Fentanyl regulations in the US are so strict they could interfere with lifesaving research

According to chemist Gregory Dudley, as the number of opioid-related deaths continues to rise in the US, researchers are prohibited from studying the very substances that could be an antidote to overdose.

When Covid-19 broke out, the US and many other countries poured huge resources into research, developing antivirals, vaccines, and other treatments to save lives immediately. This general mobilization contrasts sharply with another major public health crisis that is still shaking the country: the drug overdose epidemic.

In 2021, more than 100,000 people overdosed in the United States, nearly double the number in 2018. Most of these deaths were related to opioids. But rather than responding to this crisis with an all-out push for more effective life-saving measures, policy has been designed to stifle research and curtail critical innovation. This leaves our society trying to fight this crisis with one hand tied behind its back.

The synthetic opioid fentanyl is one of the substances behind the overdose epidemic. It is 50-100 times stronger than morphine and highly addictive. An overdose of fentanyl can be fatal. In addition, an alarming amount of unregulated fentanyl is sold illegally in the US. This is without a doubt a serious problem and a serious cause for concern.

But this is also the case when fentanyl is approved by the US Food and Drug Administration for use in surgery and for the treatment of severe and chronic pain, including in people with cancer. The World Health Organization has identified fentanyl as an essential drug. It is not always easy to draw the line between a life-saving drug and a dangerous drug.

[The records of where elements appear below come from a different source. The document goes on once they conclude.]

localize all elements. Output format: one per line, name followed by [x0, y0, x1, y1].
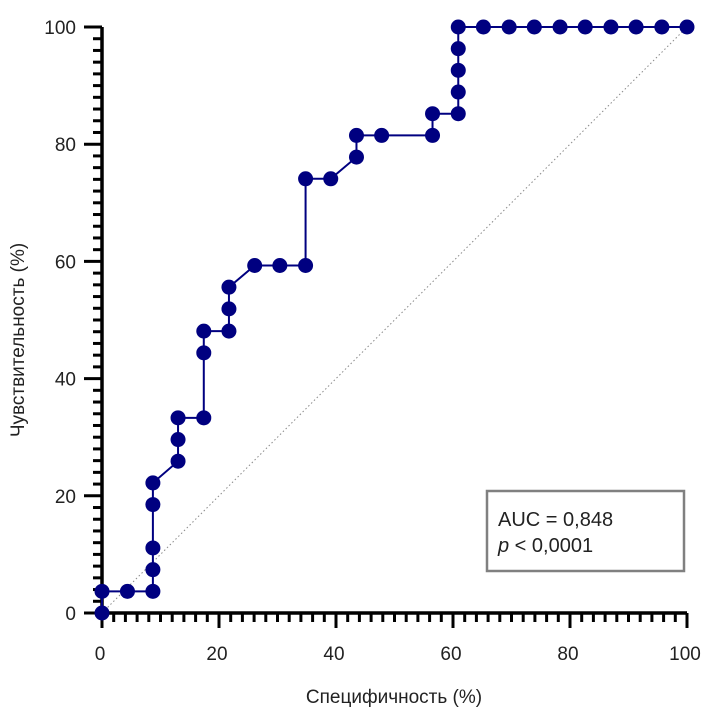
roc-data-point: [196, 323, 212, 339]
roc-data-point: [348, 149, 364, 165]
p-value-text: p < 0,0001: [497, 535, 593, 557]
roc-data-point: [526, 19, 542, 35]
roc-data-point: [170, 432, 186, 448]
y-tick-label: 0: [65, 604, 76, 625]
roc-data-point: [221, 301, 237, 317]
x-tick-label: 60: [440, 644, 461, 665]
roc-data-point: [450, 84, 466, 100]
roc-data-point: [348, 127, 364, 143]
roc-data-point: [603, 19, 619, 35]
y-axis-title: Чувствительность (%): [8, 243, 29, 437]
x-tick-label: 80: [557, 644, 578, 665]
roc-data-point: [94, 605, 110, 621]
roc-data-point: [221, 323, 237, 339]
roc-data-point: [425, 106, 441, 122]
roc-data-point: [298, 258, 314, 274]
auc-value-text: AUC = 0,848: [498, 509, 613, 531]
roc-data-point: [145, 497, 161, 513]
roc-data-point: [196, 410, 212, 426]
x-tick-label: 100: [669, 644, 701, 665]
roc-data-point: [450, 19, 466, 35]
roc-data-point: [374, 127, 390, 143]
roc-data-point: [170, 453, 186, 469]
roc-data-point: [272, 258, 288, 274]
roc-data-point: [145, 583, 161, 599]
roc-points: [94, 19, 695, 621]
roc-data-point: [323, 171, 339, 187]
roc-data-point: [475, 19, 491, 35]
x-tick-labels: 0 20 40 60 80 100: [95, 644, 701, 665]
roc-data-point: [145, 540, 161, 556]
x-tick-label: 20: [206, 644, 227, 665]
y-tick-label: 80: [55, 135, 76, 156]
roc-data-point: [145, 475, 161, 491]
x-axis-title: Специфичность (%): [306, 687, 482, 708]
y-tick-label: 20: [55, 487, 76, 508]
roc-data-point: [654, 19, 670, 35]
roc-data-point: [425, 127, 441, 143]
roc-data-point: [501, 19, 517, 35]
roc-data-point: [298, 171, 314, 187]
y-tick-label: 40: [55, 370, 76, 391]
p-value: < 0,0001: [509, 535, 593, 557]
roc-data-point: [679, 19, 695, 35]
y-tick-label: 100: [44, 18, 76, 39]
roc-data-point: [450, 106, 466, 122]
roc-data-point: [170, 410, 186, 426]
roc-data-point: [196, 345, 212, 361]
p-symbol: p: [497, 535, 509, 557]
roc-data-point: [119, 583, 135, 599]
roc-data-point: [628, 19, 644, 35]
x-tick-label: 0: [95, 644, 106, 665]
major-ticks: [84, 25, 689, 628]
roc-data-point: [450, 41, 466, 57]
y-tick-labels: 0 20 40 60 80 100: [44, 18, 76, 625]
roc-data-point: [145, 562, 161, 578]
roc-data-point: [221, 279, 237, 295]
roc-data-point: [247, 258, 263, 274]
x-tick-label: 40: [323, 644, 344, 665]
y-tick-label: 60: [55, 252, 76, 273]
roc-data-point: [552, 19, 568, 35]
annotation-border: [485, 489, 686, 573]
auc-annotation-box: AUC = 0,848 p < 0,0001: [485, 489, 686, 573]
roc-data-point: [94, 583, 110, 599]
roc-data-point: [450, 62, 466, 78]
roc-data-point: [577, 19, 593, 35]
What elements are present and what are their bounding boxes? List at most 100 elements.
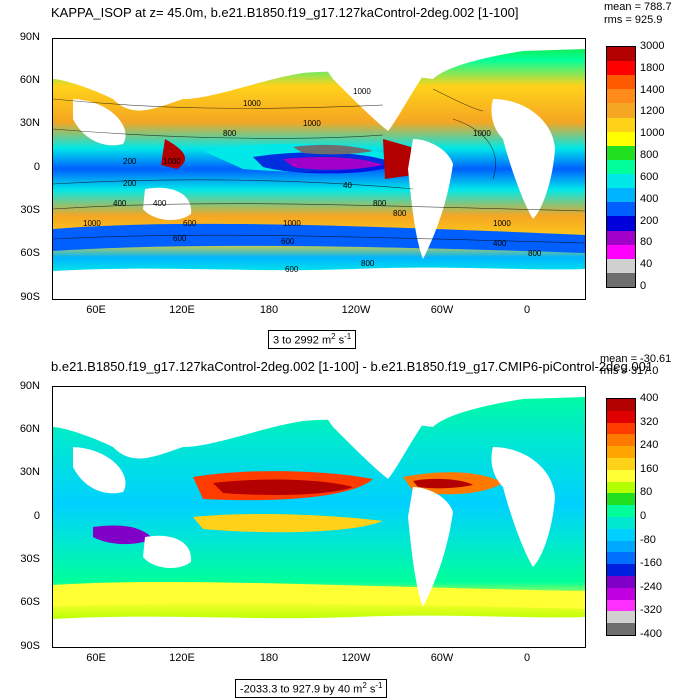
contour-label: 400 xyxy=(113,199,127,208)
top-colorbar-tick-label: 1800 xyxy=(640,61,665,74)
bottom-mean-stat: mean = -30.61 xyxy=(600,353,672,365)
land-south-america xyxy=(408,487,453,607)
top-map-panel: 1000 1000 800 1000 200 400 1000 800 1000… xyxy=(52,38,586,300)
bottom-rms-stat: rms = 317.0 xyxy=(600,365,659,377)
bottom-map-panel xyxy=(52,386,586,648)
top-colorbar-tick-label: 600 xyxy=(640,170,659,183)
bottom-colorbar-swatch xyxy=(607,576,635,589)
land-africa xyxy=(491,447,555,567)
top-range-text: 3 to 2992 xyxy=(273,334,319,347)
bottom-lat-label: 30S xyxy=(20,553,40,565)
contour-label: 40 xyxy=(343,181,352,190)
top-lat-label: 60N xyxy=(19,74,40,86)
bottom-lon-label: 120E xyxy=(169,652,195,664)
land-eurasia xyxy=(53,387,585,459)
top-lon-label: 180 xyxy=(259,304,279,316)
bottom-colorbar-swatch xyxy=(607,599,635,612)
contour-label: 800 xyxy=(223,129,237,138)
contour-label: 600 xyxy=(173,234,187,243)
top-colorbar-swatch xyxy=(607,216,635,232)
contour-label: 200 xyxy=(123,157,137,166)
land-north-america xyxy=(313,387,433,479)
top-range-box: 3 to 2992 m2 s-1 xyxy=(268,330,357,349)
top-colorbar-swatch xyxy=(607,145,635,161)
top-colorbar-swatch xyxy=(607,61,635,76)
top-colorbar-swatch xyxy=(607,103,635,119)
land-antarctica xyxy=(53,615,585,647)
top-colorbar-swatch xyxy=(607,47,635,62)
top-colorbar-swatch xyxy=(607,75,635,90)
contour-label: 1000 xyxy=(303,119,321,128)
top-lat-label: 90N xyxy=(19,31,40,43)
top-colorbar-swatch xyxy=(607,131,635,147)
bottom-colorbar-tick-label: -400 xyxy=(640,628,663,640)
bottom-range-units-s: s xyxy=(366,683,376,696)
land-australia xyxy=(143,535,192,569)
top-lon-label: 120W xyxy=(341,304,371,316)
bottom-colorbar-swatch xyxy=(607,611,635,624)
bottom-lat-label: 60N xyxy=(19,423,40,435)
top-lat-label: 90S xyxy=(20,291,40,303)
bottom-map-field xyxy=(53,387,585,647)
bottom-lat-label: 0 xyxy=(33,510,40,522)
bottom-lat-label: 60S xyxy=(20,596,40,608)
land-asia-south xyxy=(73,447,126,494)
land-north-america xyxy=(313,39,433,131)
top-lat-label: 60S xyxy=(20,247,40,259)
top-lon-label: 60W xyxy=(430,304,454,316)
top-map-title: KAPPA_ISOP at z= 45.0m, b.e21.B1850.f19_… xyxy=(51,5,519,20)
bottom-colorbar-tick-label: -240 xyxy=(640,580,663,593)
bottom-colorbar-swatch xyxy=(607,410,635,424)
bottom-range-box: -2033.3 to 927.9 by 40 m2 s-1 xyxy=(235,679,388,698)
bottom-colorbar-tick-label: 160 xyxy=(640,462,659,475)
bottom-lon-label: 0 xyxy=(523,652,531,664)
top-colorbar-tick-label: 1400 xyxy=(640,83,665,96)
top-colorbar-swatch xyxy=(607,117,635,133)
top-colorbar-swatch xyxy=(607,188,635,203)
bottom-range-text: -2033.3 to 927.9 by 40 xyxy=(240,683,351,696)
bottom-colorbar-tick-label: -160 xyxy=(640,557,663,570)
top-rms-stat: rms = 925.9 xyxy=(604,14,663,26)
bottom-colorbar-swatch xyxy=(607,481,635,494)
land-australia xyxy=(143,187,192,221)
land-south-america xyxy=(408,139,453,259)
contour-label: 1000 xyxy=(473,129,491,138)
bottom-range-units-exp: 2 xyxy=(362,681,367,690)
top-range-units-s: s xyxy=(335,334,345,347)
contour-label: 1000 xyxy=(353,87,371,96)
top-colorbar-swatch xyxy=(607,89,635,104)
contour-label: 1000 xyxy=(283,219,301,228)
contour-label: 800 xyxy=(393,209,407,218)
top-colorbar-swatch xyxy=(607,202,635,217)
bottom-colorbar-swatch xyxy=(607,552,635,565)
top-colorbar-tick-label: 1200 xyxy=(640,105,665,118)
bottom-lat-label: 90S xyxy=(20,640,40,652)
land-antarctica xyxy=(53,267,585,299)
bottom-range-units: m xyxy=(353,683,363,696)
top-colorbar-swatch xyxy=(607,159,635,175)
top-map-field xyxy=(53,39,585,299)
top-colorbar-swatch xyxy=(607,174,635,189)
contour-label: 400 xyxy=(153,199,167,208)
bottom-colorbar-swatch xyxy=(607,587,635,601)
top-lat-label: 0 xyxy=(33,161,40,173)
top-colorbar-tick-label: 80 xyxy=(640,236,653,249)
bottom-colorbar-swatch xyxy=(607,458,635,471)
top-colorbar-tick-label: 200 xyxy=(640,214,659,227)
top-mean-stat: mean = 788.7 xyxy=(604,1,672,13)
bottom-colorbar-tick-label: -320 xyxy=(640,604,663,617)
contour-label: 800 xyxy=(373,199,387,208)
bottom-colorbar-tick-label: 0 xyxy=(640,510,647,522)
bottom-colorbar-swatch xyxy=(607,540,635,553)
bottom-colorbar-swatch xyxy=(607,434,635,447)
bottom-colorbar-swatch xyxy=(607,469,635,483)
contour-label: 400 xyxy=(493,239,507,248)
land-africa xyxy=(491,99,555,219)
bottom-colorbar-swatch xyxy=(607,528,635,542)
land-asia-south xyxy=(73,99,126,146)
contour-label: 1000 xyxy=(243,99,261,108)
top-colorbar-tick-label: 1000 xyxy=(640,127,665,140)
bottom-colorbar-swatch xyxy=(607,623,635,636)
contour-label: 800 xyxy=(361,259,375,268)
top-colorbar-tick-label: 400 xyxy=(640,192,659,205)
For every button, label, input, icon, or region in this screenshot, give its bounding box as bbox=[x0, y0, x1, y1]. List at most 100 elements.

In the US, the Drug Enforcement Administration classifies drugs into five different categories, or “schedules,” based on their medical value and potential for abuse. The lower the number, the more strictly the substance is regulated and the more severe the punishment for illegal use or sale. Schedule I is reserved for drugs that do not have a safe, accepted medical use and have a high potential for abuse. Research on Schedule I drugs is severely limited.

Fentanyl itself is a Schedule II drug. In 2018, the Trump administration classified all “fentanyl-related substances” as Schedule I drugs, suggesting that they all have a high potential for abuse (and are not used for medical purposes). Since then, Congress has expanded this Schedule I classification several times while retaining the original assumptions.

The problem is that compounds chemically related to fentanyl can be more or less dangerous, more or less potent, or even counteract its action; they can serve as an antidote for fentanyl overdose. The naive assumption at the heart of this 2018 decision subjected countless substances – both real and hypothetical – to the harshest drug penalties and effectively made it impossible for scientists to work with or study them.

The purpose of all this may be to deter the development of illicit drugs, but the implications are broader and more complex. The only defining characteristic of a “fentanyl-related substance” is its molecular structure, not its function, activity, or potential for abuse. Structure is important, but functionality is more important here.

Consider naloxone, an opioid antagonist or antidote that can reverse an overdose. In Tennessee alone, from October 2017 to June 2022, naloxone was used to prevent an estimated 50,000 deaths. Naloxone has a molecular structure related to morphine; it is a product of research related to morphine.

Could fentanyl research lead to new and possibly more effective life-saving interventions? We won’t know until we’ve done the work, but there are already encouraging signs. The US National Institute on Drug Abuse studied a small handful of fentanyl-related substances and found that at least one (we don’t know which) exhibited naloxone-like antagonist properties. We should follow suit, but research to develop more effective fentanyl-related drugs is currently halted.

Meanwhile, trafficking in fentanyl variants continues unabated, and cases of opioid overdose continue to rise.

Last year, I joined over 100 other scientists to send a letter to the Biden administration calling for changes that would make overdose drug development easier, not harder. In October of this year, New Jersey Senator Cory Booker introduced the Testing Act, which calls into question the assumptions underlying the classification of all “fentanyl-related substances” into the Schedule I drug list. As written, the Testing Act extends the temporary a list of fentanyl-related substances for two years, but also requires the government to test more of these substances, report the results, and remove anything that does not belong to Schedule I. This is a common sense approach with broad support.

We must treat the US overdose epidemic as an urgent public health crisis. The time has come to untie the hands of scientists and let them fight this with all their might.

Gregory Dudley professor of chemistry and department head at West Virginia University.